EasyJet, BA Hold to Summer Optimism as Vaccinations Stutter
(Bloomberg) -- Britain’s two biggest airlines said they remain optimistic that European travel markets will revive this summer even as vaccination campaigns stutter and plans to reopen borders are in limbo.
EasyJet Plc said Wednesday that while it will operate no more than 20% of 2019 capacity in the current quarter, it’s ready to ramp up flights from May given enough demand. British Airways said U.K. plans to resume travel are headed in the right direction and that Europe should follow suit in coming months.
There’s flexibility to rapidly boost operations and add destinations, EasyJet Chief Executive Officer Johan Lundgren said on a call, while cautioning that visibility over bookings is limited. The discounter lost as much as 730 million pounds ($1 billion) in the first half through March, according to a statement.
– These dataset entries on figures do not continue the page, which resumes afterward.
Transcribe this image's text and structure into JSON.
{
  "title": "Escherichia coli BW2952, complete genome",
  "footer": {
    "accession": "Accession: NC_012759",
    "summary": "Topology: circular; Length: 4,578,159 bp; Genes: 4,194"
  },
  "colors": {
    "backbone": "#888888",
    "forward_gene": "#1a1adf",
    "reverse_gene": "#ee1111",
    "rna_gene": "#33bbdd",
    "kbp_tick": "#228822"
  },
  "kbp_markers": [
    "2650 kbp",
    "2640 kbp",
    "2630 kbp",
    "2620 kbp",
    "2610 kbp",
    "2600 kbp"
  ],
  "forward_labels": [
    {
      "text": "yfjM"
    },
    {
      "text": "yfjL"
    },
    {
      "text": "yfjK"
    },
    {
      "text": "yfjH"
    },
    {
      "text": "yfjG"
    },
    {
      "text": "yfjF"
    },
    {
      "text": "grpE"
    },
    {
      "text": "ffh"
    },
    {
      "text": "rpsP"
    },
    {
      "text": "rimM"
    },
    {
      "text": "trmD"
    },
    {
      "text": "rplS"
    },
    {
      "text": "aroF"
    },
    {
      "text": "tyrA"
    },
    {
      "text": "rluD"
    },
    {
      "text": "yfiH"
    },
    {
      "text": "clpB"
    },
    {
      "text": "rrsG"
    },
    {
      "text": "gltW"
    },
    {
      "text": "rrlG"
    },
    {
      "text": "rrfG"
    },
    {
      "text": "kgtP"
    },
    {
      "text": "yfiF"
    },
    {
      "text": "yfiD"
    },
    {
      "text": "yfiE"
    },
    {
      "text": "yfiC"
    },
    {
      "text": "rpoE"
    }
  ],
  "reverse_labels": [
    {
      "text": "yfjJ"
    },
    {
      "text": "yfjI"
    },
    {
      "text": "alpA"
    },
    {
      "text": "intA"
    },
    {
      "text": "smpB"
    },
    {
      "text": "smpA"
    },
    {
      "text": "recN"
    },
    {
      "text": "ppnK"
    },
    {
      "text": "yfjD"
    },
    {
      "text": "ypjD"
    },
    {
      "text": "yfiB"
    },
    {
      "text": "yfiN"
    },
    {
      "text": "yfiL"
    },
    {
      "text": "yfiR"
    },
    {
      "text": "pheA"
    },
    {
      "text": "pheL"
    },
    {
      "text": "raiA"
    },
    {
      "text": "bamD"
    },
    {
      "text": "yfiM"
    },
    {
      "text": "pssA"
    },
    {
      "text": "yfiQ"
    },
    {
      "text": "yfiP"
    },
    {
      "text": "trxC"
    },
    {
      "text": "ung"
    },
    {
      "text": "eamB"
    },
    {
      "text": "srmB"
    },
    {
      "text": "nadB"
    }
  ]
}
The airlines are talking up a travel rebound even as the likelihood of an imminent reopening remains uncertain. The U.K., their biggest market, has held back on confirming that citizens will be able to resume leisure travel from May 17, while the EU’s sluggish jabs program suffered a further blow when Johnson & Johnson delayed a vaccine rollout amid concern about side effects.
British Airways CEO Sean Doyle predicted a revival in EU states as immunizations gain traction, citing progress in Germany, and said he’s also hopeful highly profitable trans-Atlantic flights will reopen soon.
Shares of EasyJet traded up 4.9% at 969.60 pence as of 3:32 p.m. in London, extending gains so far in 2021 to 17%. BA owner IAG SA was priced 3% higher and is up 31% for the year.
Many commentators are less optimistic than the CEOs about a summer revival. Eamonn Brennan, director general of airspace manager Eurocontrol, said there’s no evidence as yet of a vaccine bounce, with flights down 64% this week compared with 2019, though things could improve from late May.
John Grant, chief analyst at data specialist OAG, said airlines are on “shifting sands,” being forced to scrap 20% of flights at seven day’s notice and pushing back capacity increases planned for the next few weeks to August and beyond. Capacity is now likely to reach only 80 million scheduled seats a week by late September even in a best-case scenario, 20 million below estimates, he said.
Bernstein analyst Daniel Roeska said EasyJet’s update indicated that fares also weakened last quarter, a worrying trend were it to continue into the summer.
What happens next in Europe remains an unanswered question despite recent government moves.
Lundgren said Mediterranean sunspots are keen to admit vaccinated Britons but that customers are being put off because the U.K. hasn’t said which countries it will reopen to first, with a requirement for everyone to undergo pricey Covid tests also acting as a brake.
BA’s Doyle said the plans need to be both simpler and more ambitious.
Robert Courts, the U.K. aviation minister, reiterated in testimony to the House of Commons transport committee that so-called Green List countries will be identified in early May based on data at the time. He advised people not to book holidays until the full roster is known.
Norwegian Air Shuttle ASA, which just emerged from insolvency proceedings, on Wednesday increased its fundraising goals to provide a stronger cash buffer amid uncertainty about the relaxing of travel rules.
While prospects for European travel remain clouded, there’s growing optimism that long-haul demand initially expected to remain in the doldrums for years may return faster than expected on some routes.
Doyle said high vaccinations rates in the U.K. and U.S. mean the countries have an opportunity to create a bilateral framework for flights that could be copied by elsewhere. And London Heathrow airport CEO John Holland-Kaye said on a Eurocontrol webinar that he sees a restoration of links to the U.S., Caribbean and Singapore as more likely in the next few months than services to Europe.